「近・現代文学研究会」 第91回 (2006年9月) 


   金石範 「鴉の死」  
 
 第九十一回「近・現代文学研究会」は、九月二十一日、日本民主主義文学会の会議室で行われました。今回は金石範の「鴉の死」で、報告者は土屋俊郎氏。
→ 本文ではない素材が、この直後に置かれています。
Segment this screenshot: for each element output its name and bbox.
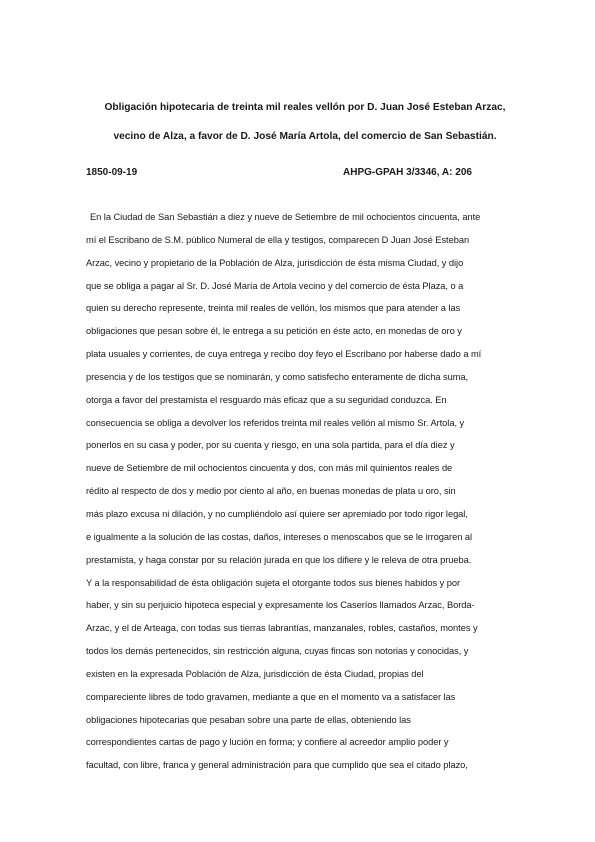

参加者は報告者を含めて九名でした。
 土屋氏は、年表年譜地図等の資料を準備されて、レジュメに沿って大筋次のように報告されました。
一、済州島と金石範──金石範の両親は、済州島民であったが、彼は大阪で生まれ、大阪で育った。
二、済州島「四・三事件」と金石範──一九四八年南朝鮮分断国家樹立に反対して、済州島民が武装蜂起した「四・三事件」当時、金石範は日本で生活していた。
三、金石範と「鴉の死」──「鴉の死」は、「四・三事件」を題材にした小説で、スパイの任務をおびた主人公の「孤独と苦悩と悲しみとを描くことと、彼が孤独をおしのけていく過程を描くことに主眼がおかれている」作品である。
 参加者から次のような感想、意見等が出されました。
 作品の世界に引き込まれて読んだ、民族的な、大きなテーマを描いていて、重い感じがする、他に類のない作品である。
 特に、感銘を受けなかった、鴉と鴉の死に象徴されるものがよく解らない。
 主人公をスパイに設定したことで、作品の世界とその問題を分かりにくくしているのではないか?
 「在日」の作家の民族問題についての引き裂かれた思いが、物事を率直に語れないスパイを設定したことによって、痛切な迫力をもって描かれている。